The items that experienced the highest growth in January and February were cereals (up by 108.54%), iron and steel (up by 57%), heavy machinery and manufacturing equipment (up 39.27%), and vehicles, transportation and spare parts (up by 27.93%).
Vietnam’s Ministry of Industry and Trade (MoIT) set a goal for domestic businesses to achieve annual export growth of at least 14% during the five year period of 2015 to 2020.
However, many Vietnamese firms still face difficulties despite rapid growth, lagging behind other countries in the region.
Thai companies, for example, achieved US$4 billion in revenue in 2014 from exports to Laos. Total revenue from Chinese exports totaled US$1.9 billion. Meanwhile, Vietnamese exports were far behind at only US$448 million last year.
Growing Desire to Invest in Laos
Investors in Vietnam have pumped almost US$5 billion worth of capital into 413 different Laotian companies. They were mostly involved in the energy, mining, telecom, infrastructure, and agricultural industries.
Vietnamese outward FDI contributed to 12% of all investment in Laos last year. The most prominent countries were Laos’ larger neighbors – namely Vietnam, China, and Thailand, followed by France.
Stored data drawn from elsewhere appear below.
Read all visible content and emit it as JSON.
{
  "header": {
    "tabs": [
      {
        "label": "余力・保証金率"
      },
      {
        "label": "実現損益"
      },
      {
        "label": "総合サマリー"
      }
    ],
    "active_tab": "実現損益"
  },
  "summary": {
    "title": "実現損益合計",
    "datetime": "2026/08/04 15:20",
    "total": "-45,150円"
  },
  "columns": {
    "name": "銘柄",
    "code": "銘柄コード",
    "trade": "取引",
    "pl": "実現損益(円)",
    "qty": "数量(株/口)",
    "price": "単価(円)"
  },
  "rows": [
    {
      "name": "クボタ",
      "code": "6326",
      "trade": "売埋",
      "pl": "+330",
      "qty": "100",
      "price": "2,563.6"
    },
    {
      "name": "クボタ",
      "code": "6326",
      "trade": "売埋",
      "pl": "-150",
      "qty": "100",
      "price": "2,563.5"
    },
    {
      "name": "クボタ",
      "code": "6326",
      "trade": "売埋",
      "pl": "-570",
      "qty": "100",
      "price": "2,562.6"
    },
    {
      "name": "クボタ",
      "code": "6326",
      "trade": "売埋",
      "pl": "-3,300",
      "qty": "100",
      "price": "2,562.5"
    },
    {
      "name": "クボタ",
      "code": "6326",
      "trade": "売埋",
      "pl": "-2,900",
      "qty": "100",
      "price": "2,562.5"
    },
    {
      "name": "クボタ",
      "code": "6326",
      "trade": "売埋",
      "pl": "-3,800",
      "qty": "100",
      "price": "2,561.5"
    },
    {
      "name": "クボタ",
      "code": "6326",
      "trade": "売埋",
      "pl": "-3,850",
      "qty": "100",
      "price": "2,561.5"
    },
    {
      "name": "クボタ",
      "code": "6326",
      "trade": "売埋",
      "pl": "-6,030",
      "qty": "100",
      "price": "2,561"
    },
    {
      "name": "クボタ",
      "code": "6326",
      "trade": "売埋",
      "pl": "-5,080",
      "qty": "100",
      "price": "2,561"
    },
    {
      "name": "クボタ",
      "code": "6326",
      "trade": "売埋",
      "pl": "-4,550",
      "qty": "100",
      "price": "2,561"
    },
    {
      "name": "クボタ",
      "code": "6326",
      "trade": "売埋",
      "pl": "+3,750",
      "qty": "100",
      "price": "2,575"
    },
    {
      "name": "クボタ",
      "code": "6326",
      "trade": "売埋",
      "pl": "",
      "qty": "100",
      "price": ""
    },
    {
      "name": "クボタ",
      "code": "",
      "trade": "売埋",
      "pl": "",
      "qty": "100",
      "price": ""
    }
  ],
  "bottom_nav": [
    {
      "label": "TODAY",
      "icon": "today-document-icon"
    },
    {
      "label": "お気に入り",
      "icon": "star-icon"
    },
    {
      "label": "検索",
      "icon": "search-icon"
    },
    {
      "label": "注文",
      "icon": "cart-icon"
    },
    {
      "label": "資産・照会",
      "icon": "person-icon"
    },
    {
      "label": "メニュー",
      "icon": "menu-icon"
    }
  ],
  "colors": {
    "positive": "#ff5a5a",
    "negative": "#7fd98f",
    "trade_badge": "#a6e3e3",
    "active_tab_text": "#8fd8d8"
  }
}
Right now, Vietnam is going through an agricultural boom. This has led to foreign businesses wanting to invest in Laos agriculture through joint ventures. Many of them have prospered.
For example, a sugarcane plantation by the Hoang Anh Gia Lai Group (HAGL) did especially well. The group financed a cow breeding business along with investments in rubber, palm oil, petroleum, and mining back in 2015.
“Our recent business results show that we are on the right track investing in agriculture,” said Doan Nguyen Duc, HAGL’s chairman, adding ASEAN’s agricultural sector holds “significant potential for the company’s future development.”